Not to belittle the divers who have these problems because I was there. Divers are set up for it and it prevents many divers fom enjoying diving or even continueing in diving. Sometimes it even gets the hurt.
 
MikeFerrara:
...snip...

It's highly unlikely that these types of problems are going to happen to Bob and even more unlikely that they'd be more than a minor inconvenience if they did. How are your descents and mask replacement skills these days Bob? LOL


...snip...
honestly... I don't drill as much as I used to. I got so burned out that I almost forgot why I was doing the training and drilling to begin with. Fortunately, I spent allot of time this year diving with "relatively" new divers, and I must say, the enthusiasm is contagious!!

Moral of the story is that the pendulum can swing too far to the "over-trained" direction! Is practice important... sure... but "fun" is very important... and right now I'm spending lot's time having loads of it with my new scooter!! Now... as a new scooter owner, could I get myself into one of the situations being discussed in this thread in a big hurry? You betcherass!!
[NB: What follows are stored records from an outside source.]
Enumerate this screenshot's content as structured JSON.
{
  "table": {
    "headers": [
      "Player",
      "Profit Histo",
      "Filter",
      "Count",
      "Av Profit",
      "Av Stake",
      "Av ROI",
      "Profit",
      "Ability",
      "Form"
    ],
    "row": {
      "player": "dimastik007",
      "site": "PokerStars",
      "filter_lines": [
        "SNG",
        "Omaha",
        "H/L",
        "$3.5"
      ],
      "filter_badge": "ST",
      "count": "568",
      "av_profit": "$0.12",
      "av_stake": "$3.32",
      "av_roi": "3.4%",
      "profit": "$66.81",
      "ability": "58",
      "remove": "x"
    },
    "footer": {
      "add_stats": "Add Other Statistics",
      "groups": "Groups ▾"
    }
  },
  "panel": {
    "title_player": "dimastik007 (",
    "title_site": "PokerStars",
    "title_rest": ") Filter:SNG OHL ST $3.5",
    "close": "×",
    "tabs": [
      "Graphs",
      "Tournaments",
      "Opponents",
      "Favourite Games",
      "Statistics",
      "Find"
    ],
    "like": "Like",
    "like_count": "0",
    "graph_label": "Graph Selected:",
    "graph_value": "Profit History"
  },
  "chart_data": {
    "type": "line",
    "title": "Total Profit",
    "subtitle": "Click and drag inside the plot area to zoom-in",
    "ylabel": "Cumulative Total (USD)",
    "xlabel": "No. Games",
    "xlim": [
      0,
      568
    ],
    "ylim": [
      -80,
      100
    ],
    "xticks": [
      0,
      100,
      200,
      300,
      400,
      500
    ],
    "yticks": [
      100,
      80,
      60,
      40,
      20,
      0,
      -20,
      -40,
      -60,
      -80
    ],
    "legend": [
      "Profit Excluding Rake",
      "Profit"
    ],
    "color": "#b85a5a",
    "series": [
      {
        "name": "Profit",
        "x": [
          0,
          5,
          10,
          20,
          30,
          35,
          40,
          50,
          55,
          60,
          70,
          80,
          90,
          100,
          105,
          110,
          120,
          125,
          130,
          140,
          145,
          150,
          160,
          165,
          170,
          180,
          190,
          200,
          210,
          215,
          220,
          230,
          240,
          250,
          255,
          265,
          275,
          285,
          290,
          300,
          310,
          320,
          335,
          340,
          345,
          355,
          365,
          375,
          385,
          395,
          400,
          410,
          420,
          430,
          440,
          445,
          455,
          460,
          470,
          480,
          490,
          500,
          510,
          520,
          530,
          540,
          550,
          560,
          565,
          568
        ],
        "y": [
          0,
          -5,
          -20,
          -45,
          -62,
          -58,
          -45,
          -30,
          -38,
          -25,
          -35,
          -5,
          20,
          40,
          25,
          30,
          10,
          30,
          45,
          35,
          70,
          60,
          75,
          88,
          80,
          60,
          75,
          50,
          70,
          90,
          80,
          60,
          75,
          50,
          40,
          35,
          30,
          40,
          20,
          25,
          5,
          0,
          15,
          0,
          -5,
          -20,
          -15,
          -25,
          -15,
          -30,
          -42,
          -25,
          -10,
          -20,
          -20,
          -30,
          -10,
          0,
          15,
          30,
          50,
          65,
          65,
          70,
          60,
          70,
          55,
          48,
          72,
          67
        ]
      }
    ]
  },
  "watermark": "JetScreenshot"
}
...so Mike... descents are still good... but I haven't taken my mask off in several dives... so who knows? :D

bob
 
My money says you're still ok with the mask but recent history shows you need to be careful with a scooter especially in caves.
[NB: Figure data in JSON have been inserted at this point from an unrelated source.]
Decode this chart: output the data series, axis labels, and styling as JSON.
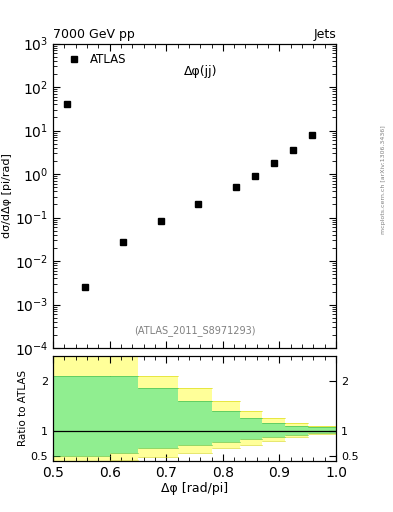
{
  "title_left": "7000 GeV pp",
  "title_right": "Jets",
  "annotation": "Δφ(jj)",
  "watermark": "(ATLAS_2011_S8971293)",
  "ylabel_main": "1/σ;dσ/dΔφ [pi/rad]",
  "ylabel_ratio": "Ratio to ATLAS",
  "xlabel": "Δφ [rad/pi]",
  "legend_label": "ATLAS",
  "data_x": [
    0.524,
    0.557,
    0.624,
    0.69,
    0.757,
    0.824,
    0.857,
    0.89,
    0.924,
    0.957
  ],
  "data_y": [
    40.0,
    0.0025,
    0.028,
    0.085,
    0.2,
    0.5,
    0.9,
    1.8,
    3.5,
    8.0
  ],
  "xlim": [
    0.5,
    1.0
  ],
  "ylim_main": [
    0.0001,
    1000.0
  ],
  "ylim_ratio": [
    0.4,
    2.5
  ],
  "ratio_bins": [
    0.5,
    0.6,
    0.65,
    0.72,
    0.78,
    0.83,
    0.87,
    0.91,
    0.95,
    1.0
  ],
  "green_upper": [
    2.1,
    2.1,
    1.85,
    1.6,
    1.4,
    1.25,
    1.15,
    1.1,
    1.07
  ],
  "green_lower": [
    0.5,
    0.55,
    0.65,
    0.72,
    0.78,
    0.83,
    0.88,
    0.92,
    0.95
  ],
  "yellow_upper": [
    2.5,
    2.5,
    2.1,
    1.85,
    1.6,
    1.4,
    1.25,
    1.15,
    1.1
  ],
  "yellow_lower": [
    0.4,
    0.42,
    0.48,
    0.55,
    0.65,
    0.72,
    0.8,
    0.88,
    0.93
  ],
  "color_green": "#90ee90",
  "color_yellow": "#ffff99",
  "marker_color": "#000000",
  "ratio_line_y": 1.0,
  "right_axis_label": "[arXiv:1306.3436]",
  "right_axis_label2": "mcplots.cern.ch"
}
All my scooter experience is in OW and I've never used the same one twice. I've had some real rodeo rides especially on the ride on, custom (aquazep?) that did 0 - 60 in like 4 seconds. LOL
 
MikeFerrara:
My money says you're still ok with the mask but recent history shows you need to be careful with a scooter especially in caves.

All my scooter experience is in OW and I've never used the same one twice. I've had some real rodeo rides especially on the ride on, custom (aquazep?) that did 0 - 60 in like 4 seconds. LOL

Good point! I hear ya there!! Our planning calls for no further in than we can swim out with available gas should the scooter die.

There are some that have gotten into serious trouble using a scooter, and I take that to heart. For example, when I was first getting into wreck diving, there was an instructor and DM that died inside of a wreck on a trip I was supposed to be on. It had a sober effect on my approach to wreck (and other) diving, so I approach new things conservatively.

So... in a way... a bad incident that occurred to someone else had a lasting impact on my own diving career.